Eight Hints for Keeping Peace at Your Wedding

06/12/2015 03:17 pm ET | Updated Jun 11, 2016

Whose wedding is this anyway? Yours? Yes! Your financé's? Yes. But many others lay claim to the event.Your own parents may see it as their graduation party. Your grandparents may see it as the culmination of their life's work. Your siblings may want to make you queen for a day or share the limelight.

Now before you go berating everyone and declaring, "It's my wedding," remember your marriage marks a new relationship with each one of these people. No time like the present to begin sculpting the shape of your interactions. Besides this comment does not show you as
the generous and inclusive person you want others to think you are.

1) Give each one a role. Assign specific tasks. By doing this you involve family members but tactfully set limits on their participation. You can request that they pick the flowers, plan a rehearsal dinner, or pass out programs. There is plenty of tasks to go around.

2) Acknowledge the importance of the wedding to his family and their work in bringing up the person you love.
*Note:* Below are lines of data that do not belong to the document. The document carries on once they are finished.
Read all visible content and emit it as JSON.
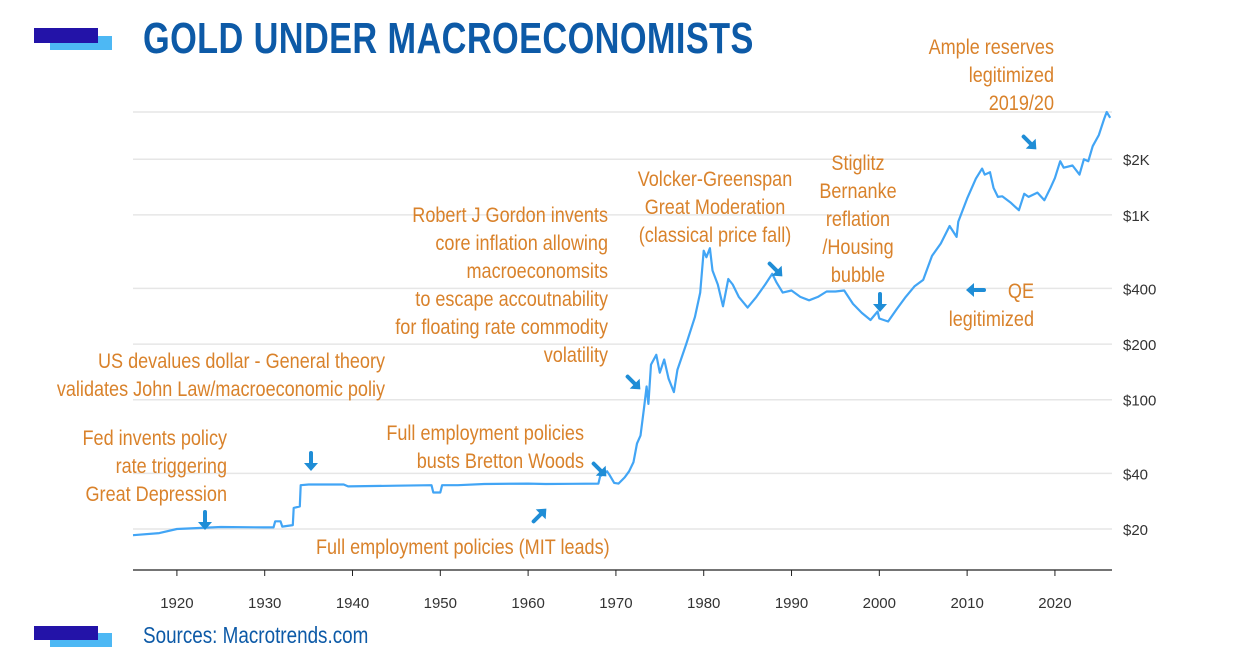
{
  "title": "GOLD UNDER MACROECONOMISTS",
  "source": "Sources: Macrotrends.com",
  "colors": {
    "title": "#0d5aa7",
    "line": "#42a5f5",
    "annotation": "#d9822b",
    "arrow": "#1f8dd6",
    "accent_dark": "#2313a8",
    "accent_light": "#4db8f4",
    "grid": "#e6e6e6",
    "axis_text": "#333333"
  },
  "chart_data": {
    "type": "line",
    "scale_y": "log",
    "xlim": [
      1915,
      2026.5
    ],
    "ylim": [
      12,
      3600
    ],
    "grid": "horizontal",
    "x_ticks": [
      1920,
      1930,
      1940,
      1950,
      1960,
      1970,
      1980,
      1990,
      2000,
      2010,
      2020
    ],
    "y_ticks": [
      {
        "value": 20,
        "label": "$20"
      },
      {
        "value": 40,
        "label": "$40"
      },
      {
        "value": 100,
        "label": "$100"
      },
      {
        "value": 200,
        "label": "$200"
      },
      {
        "value": 400,
        "label": "$400"
      },
      {
        "value": 1000,
        "label": "$1K"
      },
      {
        "value": 2000,
        "label": "$2K"
      }
    ],
    "gridlines": [
      20,
      40,
      100,
      200,
      400,
      1000,
      2000,
      3600
    ],
    "series": [
      {
        "points": [
          [
            1915,
            18.5
          ],
          [
            1918,
            19.0
          ],
          [
            1920,
            20.0
          ],
          [
            1925,
            20.5
          ],
          [
            1930,
            20.4
          ],
          [
            1931,
            20.4
          ],
          [
            1931.2,
            22.0
          ],
          [
            1931.8,
            22.0
          ],
          [
            1932,
            20.6
          ],
          [
            1933.2,
            21.0
          ],
          [
            1933.3,
            26.0
          ],
          [
            1934,
            26.5
          ],
          [
            1934.1,
            34.5
          ],
          [
            1935,
            34.8
          ],
          [
            1939,
            34.8
          ],
          [
            1939.5,
            34.0
          ],
          [
            1945,
            34.3
          ],
          [
            1949,
            34.5
          ],
          [
            1949.2,
            31.5
          ],
          [
            1950,
            31.5
          ],
          [
            1950.2,
            34.5
          ],
          [
            1952,
            34.5
          ],
          [
            1955,
            35.0
          ],
          [
            1960,
            35.2
          ],
          [
            1962,
            35.0
          ],
          [
            1965,
            35.1
          ],
          [
            1968,
            35.2
          ],
          [
            1968.2,
            38.5
          ],
          [
            1969,
            41.0
          ],
          [
            1969.3,
            39.0
          ],
          [
            1969.8,
            35.5
          ],
          [
            1970.3,
            35.2
          ],
          [
            1971,
            38.0
          ],
          [
            1971.5,
            41.0
          ],
          [
            1972,
            46.0
          ],
          [
            1972.4,
            58.0
          ],
          [
            1972.8,
            64.0
          ],
          [
            1973.2,
            90.0
          ],
          [
            1973.5,
            118.0
          ],
          [
            1973.7,
            95.0
          ],
          [
            1974,
            155.0
          ],
          [
            1974.6,
            175.0
          ],
          [
            1975,
            140.0
          ],
          [
            1975.5,
            165.0
          ],
          [
            1976,
            130.0
          ],
          [
            1976.6,
            110.0
          ],
          [
            1977,
            145.0
          ],
          [
            1978,
            200.0
          ],
          [
            1979,
            280.0
          ],
          [
            1979.6,
            380.0
          ],
          [
            1980,
            640.0
          ],
          [
            1980.3,
            590.0
          ],
          [
            1980.7,
            660.0
          ],
          [
            1981,
            500.0
          ],
          [
            1981.6,
            420.0
          ],
          [
            1982.2,
            320.0
          ],
          [
            1982.8,
            450.0
          ],
          [
            1983.3,
            420.0
          ],
          [
            1984,
            360.0
          ],
          [
            1985,
            315.0
          ],
          [
            1986,
            360.0
          ],
          [
            1987,
            420.0
          ],
          [
            1987.8,
            480.0
          ],
          [
            1988.3,
            430.0
          ],
          [
            1989,
            380.0
          ],
          [
            1990,
            390.0
          ],
          [
            1991,
            360.0
          ],
          [
            1992,
            345.0
          ],
          [
            1993,
            360.0
          ],
          [
            1994,
            385.0
          ],
          [
            1995,
            385.0
          ],
          [
            1996,
            390.0
          ],
          [
            1997,
            330.0
          ],
          [
            1998,
            295.0
          ],
          [
            1999,
            270.0
          ],
          [
            1999.8,
            300.0
          ],
          [
            2000,
            275.0
          ],
          [
            2001,
            265.0
          ],
          [
            2002,
            310.0
          ],
          [
            2003,
            360.0
          ],
          [
            2004,
            410.0
          ],
          [
            2005,
            445.0
          ],
          [
            2006,
            600.0
          ],
          [
            2007,
            700.0
          ],
          [
            2008,
            870.0
          ],
          [
            2008.8,
            760.0
          ],
          [
            2009,
            920.0
          ],
          [
            2010,
            1225.0
          ],
          [
            2011,
            1570.0
          ],
          [
            2011.7,
            1780.0
          ],
          [
            2012,
            1650.0
          ],
          [
            2012.6,
            1700.0
          ],
          [
            2013,
            1400.0
          ],
          [
            2013.5,
            1250.0
          ],
          [
            2014,
            1260.0
          ],
          [
            2015,
            1160.0
          ],
          [
            2015.9,
            1060.0
          ],
          [
            2016.5,
            1300.0
          ],
          [
            2017,
            1250.0
          ],
          [
            2018,
            1320.0
          ],
          [
            2018.8,
            1200.0
          ],
          [
            2019.5,
            1400.0
          ],
          [
            2020,
            1580.0
          ],
          [
            2020.6,
            1950.0
          ],
          [
            2021,
            1800.0
          ],
          [
            2022,
            1850.0
          ],
          [
            2022.8,
            1650.0
          ],
          [
            2023.3,
            2000.0
          ],
          [
            2023.8,
            1950.0
          ],
          [
            2024.3,
            2350.0
          ],
          [
            2025,
            2700.0
          ],
          [
            2025.6,
            3300.0
          ],
          [
            2025.9,
            3600.0
          ],
          [
            2026.3,
            3350.0
          ]
        ]
      }
    ],
    "annotations": [
      {
        "lines": [
          "Ample reserves",
          "legitimized",
          "2019/20"
        ]
      },
      {
        "lines": [
          "Stiglitz",
          "Bernanke",
          "reflation",
          "/Housing",
          "bubble"
        ]
      },
      {
        "lines": [
          "Volcker-Greenspan",
          "Great Moderation",
          "(classical price fall)"
        ]
      },
      {
        "lines": [
          "Robert J Gordon invents",
          "core inflation allowing",
          "macroeconomsits",
          "to escape accoutnability",
          "for floating rate commodity",
          "volatility"
        ]
      },
      {
        "lines": [
          "US devalues dollar - General theory",
          "validates John Law/macroeconomic poliy"
        ]
      },
      {
        "lines": [
          "Fed invents policy",
          "rate triggering",
          "Great Depression"
        ]
      },
      {
        "lines": [
          "Full employment policies",
          "busts Bretton Woods"
        ]
      },
      {
        "lines": [
          "Full employment policies (MIT leads)"
        ]
      },
      {
        "lines": [
          "QE",
          "legitimized"
        ]
      }
    ]
  }
}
You might say to your mother-in-law, for example, "I know this event is really important to you. You have worked long and hard to bring up the man I love." Or you could ask the grandparents to list several wedding customs they might want to include and include at least one of them.
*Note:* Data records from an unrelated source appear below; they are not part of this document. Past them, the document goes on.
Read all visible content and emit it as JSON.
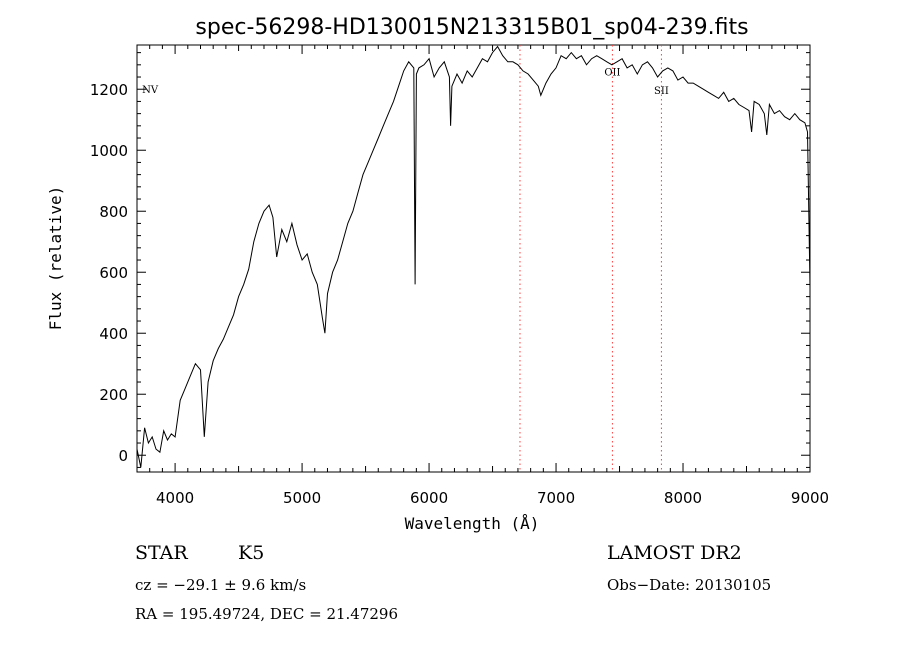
{
  "chart_data": {
    "type": "line",
    "title": "spec-56298-HD130015N213315B01_sp04-239.fits",
    "xlabel": "Wavelength (Å)",
    "ylabel": "Flux (relative)",
    "xlim": [
      3700,
      9000
    ],
    "ylim": [
      -55,
      1345
    ],
    "x_ticks": [
      4000,
      5000,
      6000,
      7000,
      8000,
      9000
    ],
    "y_ticks": [
      0,
      200,
      400,
      600,
      800,
      1000,
      1200
    ],
    "grid": false,
    "series": [
      {
        "x": [
          3700,
          3730,
          3760,
          3790,
          3820,
          3850,
          3880,
          3910,
          3940,
          3970,
          4000,
          4040,
          4080,
          4120,
          4160,
          4200,
          4230,
          4260,
          4300,
          4340,
          4380,
          4420,
          4460,
          4500,
          4540,
          4580,
          4620,
          4660,
          4700,
          4740,
          4770,
          4800,
          4840,
          4880,
          4920,
          4960,
          5000,
          5040,
          5080,
          5120,
          5160,
          5180,
          5200,
          5240,
          5280,
          5320,
          5360,
          5400,
          5440,
          5480,
          5520,
          5560,
          5600,
          5640,
          5680,
          5720,
          5760,
          5800,
          5840,
          5880,
          5890,
          5900,
          5920,
          5960,
          6000,
          6040,
          6080,
          6120,
          6160,
          6170,
          6180,
          6220,
          6260,
          6300,
          6340,
          6380,
          6420,
          6460,
          6500,
          6540,
          6580,
          6620,
          6660,
          6700,
          6740,
          6780,
          6820,
          6860,
          6880,
          6920,
          6960,
          7000,
          7040,
          7080,
          7120,
          7160,
          7200,
          7240,
          7280,
          7320,
          7360,
          7400,
          7440,
          7480,
          7520,
          7560,
          7600,
          7640,
          7680,
          7720,
          7760,
          7800,
          7840,
          7880,
          7920,
          7960,
          8000,
          8040,
          8080,
          8120,
          8160,
          8200,
          8240,
          8280,
          8320,
          8360,
          8400,
          8440,
          8480,
          8520,
          8540,
          8560,
          8600,
          8640,
          8660,
          8680,
          8720,
          8760,
          8800,
          8840,
          8880,
          8920,
          8960,
          8980,
          9000
        ],
        "values": [
          20,
          -40,
          90,
          40,
          60,
          20,
          10,
          80,
          50,
          70,
          60,
          180,
          220,
          260,
          300,
          280,
          60,
          240,
          310,
          350,
          380,
          420,
          460,
          520,
          560,
          610,
          700,
          760,
          800,
          820,
          780,
          650,
          740,
          700,
          760,
          690,
          640,
          660,
          600,
          560,
          450,
          400,
          530,
          600,
          640,
          700,
          760,
          800,
          860,
          920,
          960,
          1000,
          1040,
          1080,
          1120,
          1160,
          1210,
          1260,
          1290,
          1270,
          560,
          1250,
          1270,
          1280,
          1300,
          1240,
          1270,
          1290,
          1240,
          1080,
          1210,
          1250,
          1220,
          1260,
          1240,
          1270,
          1300,
          1290,
          1320,
          1340,
          1310,
          1290,
          1290,
          1280,
          1260,
          1250,
          1230,
          1210,
          1180,
          1220,
          1250,
          1270,
          1310,
          1300,
          1320,
          1300,
          1310,
          1280,
          1300,
          1310,
          1300,
          1290,
          1280,
          1290,
          1300,
          1270,
          1280,
          1250,
          1280,
          1290,
          1270,
          1240,
          1260,
          1270,
          1260,
          1230,
          1240,
          1220,
          1220,
          1210,
          1200,
          1190,
          1180,
          1170,
          1190,
          1160,
          1170,
          1150,
          1140,
          1130,
          1060,
          1160,
          1150,
          1120,
          1050,
          1150,
          1120,
          1130,
          1110,
          1100,
          1120,
          1100,
          1090,
          1060,
          550
        ]
      }
    ],
    "annotations": [
      {
        "label": "NV",
        "x": 3740,
        "y": 1187,
        "marker_line": false
      },
      {
        "label": "",
        "x": 6716,
        "y": null,
        "marker_line": true
      },
      {
        "label": "OII",
        "x": 7444,
        "y": 1245,
        "marker_line": true
      },
      {
        "label": "SII",
        "x": 7830,
        "y": 1185,
        "marker_line": true
      }
    ],
    "colors": {
      "trace": "#000000",
      "marker": "#ff4040"
    }
  },
  "info": {
    "object_type": "STAR",
    "subclass": "K5",
    "cz": "cz = −29.1 ± 9.6 km/s",
    "coords": "RA = 195.49724, DEC =  21.47296",
    "survey": "LAMOST DR2",
    "obs_date": "Obs−Date: 20130105"
  }
}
3) Don't explode when someone makes a suggestion. You can always say, "Interesting idea, I will think about that," and then, do think about it, but you don't have to acquiesce. We all like to be heard!
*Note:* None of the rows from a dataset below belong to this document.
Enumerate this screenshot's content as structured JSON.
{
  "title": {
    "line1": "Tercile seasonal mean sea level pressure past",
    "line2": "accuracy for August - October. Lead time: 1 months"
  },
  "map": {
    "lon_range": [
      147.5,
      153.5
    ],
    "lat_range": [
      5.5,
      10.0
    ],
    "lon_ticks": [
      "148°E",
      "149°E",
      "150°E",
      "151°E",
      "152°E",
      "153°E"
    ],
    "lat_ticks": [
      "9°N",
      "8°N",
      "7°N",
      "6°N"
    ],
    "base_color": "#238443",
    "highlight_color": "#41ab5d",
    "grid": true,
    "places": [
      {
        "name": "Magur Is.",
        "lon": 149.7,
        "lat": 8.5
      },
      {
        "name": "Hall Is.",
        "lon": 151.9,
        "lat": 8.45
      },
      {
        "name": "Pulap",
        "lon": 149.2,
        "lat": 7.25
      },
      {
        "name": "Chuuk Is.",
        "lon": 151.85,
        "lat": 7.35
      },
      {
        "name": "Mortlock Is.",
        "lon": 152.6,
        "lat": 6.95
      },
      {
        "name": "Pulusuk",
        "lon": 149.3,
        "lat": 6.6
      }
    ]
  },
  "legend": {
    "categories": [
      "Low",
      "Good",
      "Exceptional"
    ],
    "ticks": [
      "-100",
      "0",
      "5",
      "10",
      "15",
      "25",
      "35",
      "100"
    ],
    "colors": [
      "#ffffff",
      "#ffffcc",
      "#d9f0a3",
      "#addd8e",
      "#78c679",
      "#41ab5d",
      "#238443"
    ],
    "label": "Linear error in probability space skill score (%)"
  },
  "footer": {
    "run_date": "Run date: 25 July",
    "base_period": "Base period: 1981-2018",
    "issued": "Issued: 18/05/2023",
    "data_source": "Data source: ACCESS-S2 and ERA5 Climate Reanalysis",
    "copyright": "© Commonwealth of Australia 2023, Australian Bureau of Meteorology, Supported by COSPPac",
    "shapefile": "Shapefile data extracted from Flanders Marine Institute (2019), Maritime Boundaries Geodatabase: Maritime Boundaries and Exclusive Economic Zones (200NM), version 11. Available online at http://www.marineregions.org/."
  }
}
4) When one person makes a suggestion and it is in conflict with something your own parents want, or you want, you can say, "Great idea, but I am trying to balance the needs and wants of many people."

5) If there are cultural differences, include the foods, music, or dress of both families. Inclusiveness pays off in good and will add spice to your wedding.

6) Give into what doesn't matter to you. In other words, choose which battles to fight.

7) Remember both the bride and the groom have equal responsibility for tamping down the expectations of their families. Each of you is an ambassador negotiating the desires of your loved ones.

8) The wedding is best when you recognize the needs of others as well as your own. It's good practice for the future. Life is a team sport. You will need all these people in the future because they have the potential to support you in the challenges and crises that are an inevitable part of all lives.

You may think you are pledging your fate to your spouse, but the truth is you are marrying a family for better (they will help you) and for worse (you may need to help them or you may need them and find they won't help) . The time is now to begin learning to work together and to sometimes concede to others' wishes, as unromantic as that seems!